Angela Margaret Cartwright was born September 9, 1952, in Altrincham, Cheshire, England, but Hollywood claimed her early. Her family relocated to Los Angeles when she was barely a year old, and by three she was already sharing scenes with Paul Newman in Somebody Up There Likes Me and appearing with Rock Hudson and Sidney Poitier in Something of Value. From the beginning she had a calm, luminous presence—a child actor who didn’t perform so much as inhabit the moment.
Television embraced her early. Cartwright became a familiar face in living rooms across America as Linda Williams on The Danny Thomas Show, a role she played for seven seasons. It wasn’t a flighty child-star arrangement either; she and Danny Thomas formed a bond that lasted long after the cameras shut down. Their relationship became a sort of showbiz family tie, one that continued until Thomas’ death in 1991.
Her biggest cinematic credit came with The Sound of Music, where she played Brigitta von Trapp in the 1965 blockbuster that became, for a time, the highest-grossing film ever made. Cartwright’s Brigitta was bright, impish, and observant—a perfect fit for an actress who always seemed to be quietly watching the world.
That same year she stepped into another pop-culture landmark: Lost in Space. As Penny Robinson from 1965 to 1968, Cartwright played the brainy, adventurous middle child caught in the Robinsons’ interstellar chaos. Penny became one of the series’ most beloved characters—plucky, empathetic, and grounded in a crew of eccentrics. Cartwright’s chemistry with Billy Mumy, who played Will Robinson, remains a nostalgic touchstone for fans of 1960s sci-fi.

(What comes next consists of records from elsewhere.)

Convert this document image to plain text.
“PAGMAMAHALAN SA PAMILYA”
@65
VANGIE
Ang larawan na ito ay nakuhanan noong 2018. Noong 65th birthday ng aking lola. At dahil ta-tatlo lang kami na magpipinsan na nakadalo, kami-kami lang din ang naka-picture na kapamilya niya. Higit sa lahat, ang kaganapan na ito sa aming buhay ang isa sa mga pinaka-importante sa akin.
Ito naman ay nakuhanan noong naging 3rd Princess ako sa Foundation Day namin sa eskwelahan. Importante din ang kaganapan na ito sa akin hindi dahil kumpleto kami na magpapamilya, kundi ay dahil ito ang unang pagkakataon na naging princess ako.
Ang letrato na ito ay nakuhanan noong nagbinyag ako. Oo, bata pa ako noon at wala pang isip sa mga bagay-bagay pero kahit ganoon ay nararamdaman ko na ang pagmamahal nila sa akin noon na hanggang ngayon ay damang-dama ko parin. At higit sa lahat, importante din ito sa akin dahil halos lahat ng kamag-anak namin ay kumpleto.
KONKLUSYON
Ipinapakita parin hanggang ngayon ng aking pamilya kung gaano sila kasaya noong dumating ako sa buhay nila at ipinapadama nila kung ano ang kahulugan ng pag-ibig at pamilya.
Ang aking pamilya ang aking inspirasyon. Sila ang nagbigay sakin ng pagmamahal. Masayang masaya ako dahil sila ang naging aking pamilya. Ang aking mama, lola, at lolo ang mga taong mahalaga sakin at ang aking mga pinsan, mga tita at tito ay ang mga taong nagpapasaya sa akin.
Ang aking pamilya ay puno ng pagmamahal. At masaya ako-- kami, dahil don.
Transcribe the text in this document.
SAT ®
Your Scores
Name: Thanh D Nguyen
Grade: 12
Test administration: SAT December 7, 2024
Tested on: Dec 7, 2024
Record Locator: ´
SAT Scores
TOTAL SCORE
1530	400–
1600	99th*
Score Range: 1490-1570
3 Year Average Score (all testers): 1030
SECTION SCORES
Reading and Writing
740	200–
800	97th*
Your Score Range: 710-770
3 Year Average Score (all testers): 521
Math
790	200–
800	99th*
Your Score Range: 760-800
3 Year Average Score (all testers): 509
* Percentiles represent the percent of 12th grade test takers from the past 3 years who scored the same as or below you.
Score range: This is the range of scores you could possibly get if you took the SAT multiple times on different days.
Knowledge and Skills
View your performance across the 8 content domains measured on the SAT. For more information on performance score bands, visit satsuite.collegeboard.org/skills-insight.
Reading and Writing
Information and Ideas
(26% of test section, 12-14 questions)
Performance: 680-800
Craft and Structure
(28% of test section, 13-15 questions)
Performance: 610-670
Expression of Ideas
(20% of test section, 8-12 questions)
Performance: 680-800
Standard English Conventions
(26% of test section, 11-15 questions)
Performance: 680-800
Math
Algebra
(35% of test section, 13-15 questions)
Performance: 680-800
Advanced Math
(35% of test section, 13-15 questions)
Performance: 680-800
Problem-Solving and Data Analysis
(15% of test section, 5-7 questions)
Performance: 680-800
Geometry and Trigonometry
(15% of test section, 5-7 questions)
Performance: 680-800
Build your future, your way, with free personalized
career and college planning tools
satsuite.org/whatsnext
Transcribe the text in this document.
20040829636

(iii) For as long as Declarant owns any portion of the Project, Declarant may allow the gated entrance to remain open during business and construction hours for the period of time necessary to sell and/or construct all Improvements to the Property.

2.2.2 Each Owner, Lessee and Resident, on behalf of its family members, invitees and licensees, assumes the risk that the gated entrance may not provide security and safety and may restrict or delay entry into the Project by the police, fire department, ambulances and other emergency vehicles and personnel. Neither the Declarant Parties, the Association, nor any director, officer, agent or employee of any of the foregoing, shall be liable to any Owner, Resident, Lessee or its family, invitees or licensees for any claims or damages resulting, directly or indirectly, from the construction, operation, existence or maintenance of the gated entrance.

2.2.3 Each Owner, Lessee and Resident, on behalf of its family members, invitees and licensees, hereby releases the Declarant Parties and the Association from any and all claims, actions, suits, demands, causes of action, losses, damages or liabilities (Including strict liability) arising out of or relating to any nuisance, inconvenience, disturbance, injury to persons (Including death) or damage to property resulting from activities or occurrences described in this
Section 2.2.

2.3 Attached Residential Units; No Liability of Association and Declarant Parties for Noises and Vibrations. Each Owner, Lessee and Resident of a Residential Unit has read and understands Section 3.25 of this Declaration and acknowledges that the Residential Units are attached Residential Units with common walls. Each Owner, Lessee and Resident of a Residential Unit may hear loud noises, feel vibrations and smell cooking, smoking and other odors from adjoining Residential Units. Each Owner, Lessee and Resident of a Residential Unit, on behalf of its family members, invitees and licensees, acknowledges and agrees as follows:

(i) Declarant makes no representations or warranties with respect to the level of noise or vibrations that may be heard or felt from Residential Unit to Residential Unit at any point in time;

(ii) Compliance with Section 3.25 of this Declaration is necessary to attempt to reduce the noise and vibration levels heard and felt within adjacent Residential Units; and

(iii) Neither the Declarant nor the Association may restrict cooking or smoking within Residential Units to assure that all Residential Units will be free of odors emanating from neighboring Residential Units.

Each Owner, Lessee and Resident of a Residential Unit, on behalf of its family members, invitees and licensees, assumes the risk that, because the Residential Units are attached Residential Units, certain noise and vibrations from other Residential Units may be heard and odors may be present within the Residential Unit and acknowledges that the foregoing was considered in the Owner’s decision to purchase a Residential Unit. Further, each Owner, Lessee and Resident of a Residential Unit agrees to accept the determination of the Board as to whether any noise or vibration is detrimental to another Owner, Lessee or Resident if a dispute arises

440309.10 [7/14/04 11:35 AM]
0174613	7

She continued acting through the 1970s and 1980s, appearing in Beyond the Poseidon Adventure, My Three Sons, Adam-12, The Love Boat, Scout’s Honor, and High School U.S.A. Later she paid affectionate tribute to her sci-fi roots with cameo appearances in both the 1998 Lost in Space film and the 2018 Netflix reboot, where she played Dr. Smith’s mother.
But performance is only half of Angela Cartwright’s creative life. For more than 30 years she has cultivated a parallel career as a photographer, developing a distinctive artistic voice. Her studio in Studio City exhibits work that blends whimsy, texture, and a quietly searching sensibility—the same qualities she often brought to her acting.
Cartwright married Steve Gullion in 1976, and together they raised two children. A practicing Catholic, she has attended Mass at St. Charles Borromeo with her sister, actress Veronica Cartwright—another veteran performer with whom she shares both a childhood and a legacy in Hollywood.
Angela Cartwright’s career spans film, television, photography, and decades of pop-culture history. Yet her work remains linked by a single thread: a sense of curiosity and warmth that has never dimmed, from Brigitta and Penny to her present life behind the lens.